Em relação à atuação individual dos ministros, a demora do Senado também deixa paralisados os processos que estavam sob relatoria do ministro Marco Aurélio e que serão herdados pelo próximo membro do tribunal.
O recurso de um advogado contra decisão que arquivou pedido de investigação da primeira-dama, Michelle Bolsonaro, por ter recebido depósitos de Fabrício Queiroz é um desses litígios parados.
Uma ação em que o partido Podemos questiona o valor do Fundo Eleitoral é outro exemplo de caso que aguarda o novo ministro para ter andamento.
São mais de 2.000 processos que estavam no gabinete de Marco Aurélio e que irão para o novo magistrado.
Nesses casos, porém, quando há pedido de decisão urgente a ser tomada, o presidente da corte redistribui a ação para que o recurso tenha uma resposta.
Apesar dos problemas gerados pelo fato de a corte contar com um número par de integrantes, a decisão dos ministros é tocar os trabalhos normalmente em vez de aguardar o próximo para se debruçar sobre casos sensíveis.
Nos bastidores, a maioria dos magistrados não tem resistência ao nome de Mendonça, como tem sido visto no Senado, mas a avaliação é de que é difícil prever quando os parlamentares irão destravar a análise da indicação feita por Bolsonaro.

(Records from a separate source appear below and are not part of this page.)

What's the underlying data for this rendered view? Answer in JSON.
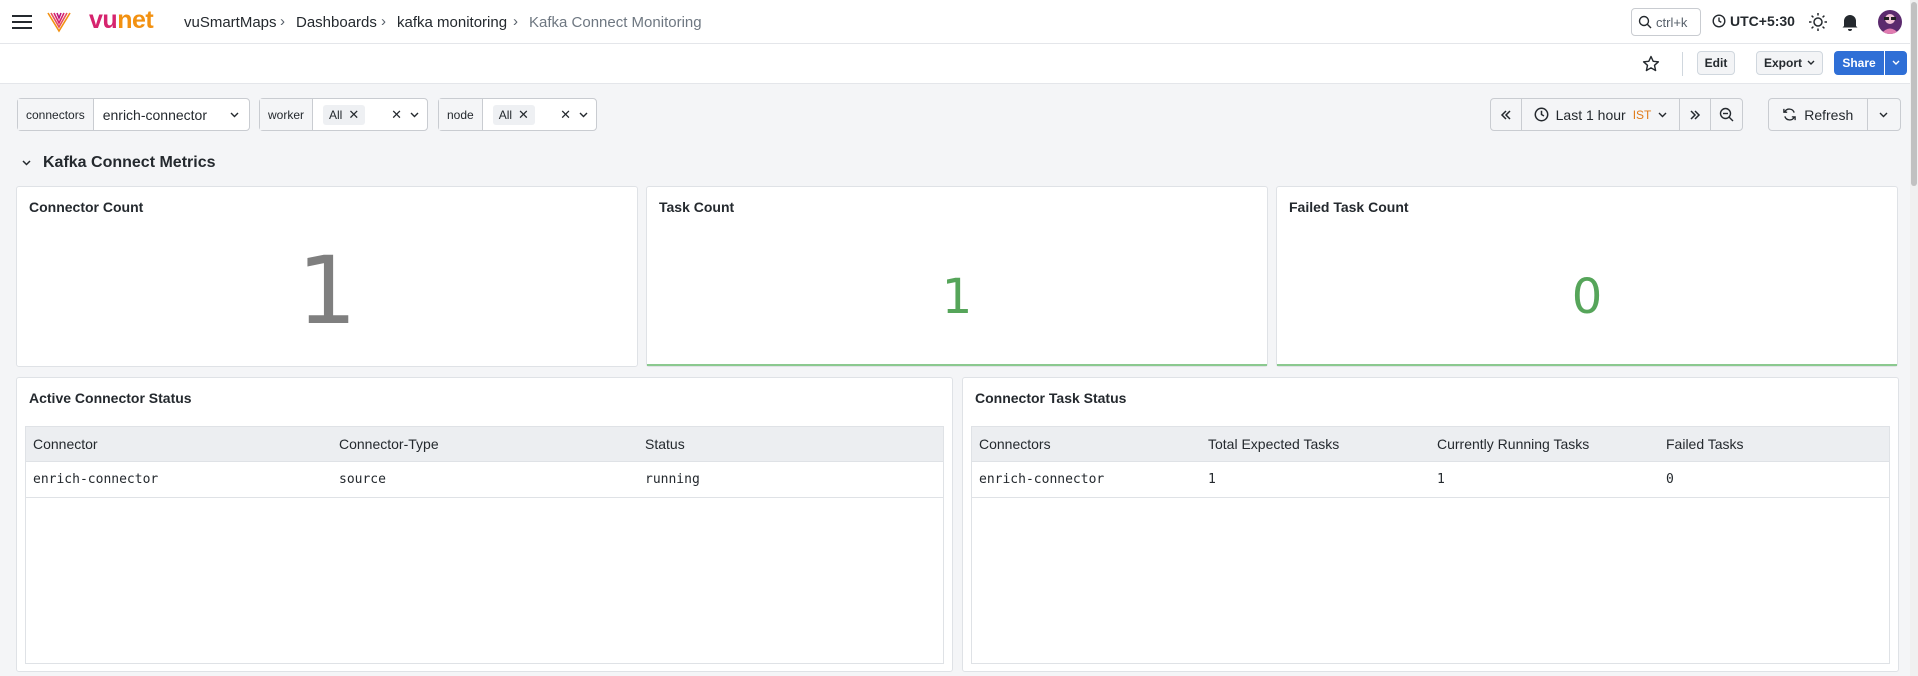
{
  "brand": {
    "logo_text_vu": "vu",
    "logo_text_net": "net"
  },
  "breadcrumb": [
    "vuSmartMaps",
    "Dashboards",
    "kafka monitoring",
    "Kafka Connect Monitoring"
  ],
  "search": {
    "shortcut": "ctrl+k"
  },
  "timezone": "UTC+5:30",
  "toolbar": {
    "edit_label": "Edit",
    "export_label": "Export",
    "share_label": "Share"
  },
  "variables": {
    "connectors": {
      "label": "connectors",
      "value": "enrich-connector"
    },
    "worker": {
      "label": "worker",
      "value": "All"
    },
    "node": {
      "label": "node",
      "value": "All"
    }
  },
  "timepicker": {
    "range": "Last 1 hour",
    "tz": "IST",
    "refresh_label": "Refresh"
  },
  "section": {
    "title": "Kafka Connect Metrics"
  },
  "stats": [
    {
      "title": "Connector Count",
      "value": "1"
    },
    {
      "title": "Task Count",
      "value": "1"
    },
    {
      "title": "Failed Task Count",
      "value": "0"
    }
  ],
  "active_connector_status": {
    "title": "Active Connector Status",
    "columns": [
      "Connector",
      "Connector-Type",
      "Status"
    ],
    "rows": [
      [
        "enrich-connector",
        "source",
        "running"
      ]
    ]
  },
  "connector_task_status": {
    "title": "Connector Task Status",
    "columns": [
      "Connectors",
      "Total Expected Tasks",
      "Currently Running Tasks",
      "Failed Tasks"
    ],
    "rows": [
      [
        "enrich-connector",
        "1",
        "1",
        "0"
      ]
    ]
  },
  "colors": {
    "accent": "#2f6fd6",
    "stat_gray": "#7f7f7f",
    "stat_green": "#56a55a",
    "logo_pink": "#d6246e",
    "logo_orange": "#f29111"
  }
}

Além disso, não é inédito o Supremo trabalhar com apenas dez ministros. Quando Joaquim Barbosa se aposentou voluntariamente do STF em 2013, antes da idade que o obrigaria a deixar a corte, a então presidente Dilma Rousseff (PT) levou quase nove meses para indicar seu sucessor, Edson Fachin.
Para a atual conjuntura política, a ausência de um indicado de Bolsonaro no STF também interessa à corte. O Supremo tem protagonizado duros embates com o chefe do Executivo e, para reagir, tem tentado demonstrar união a fim de conter a ofensiva bolsonarista.
Até ministros que já trocaram farpas públicas, como Gilmar Mendes e Luís Roberto Barroso, passaram a conversar nos bastidores sobre formas de reagir aos ataques do presidente da República.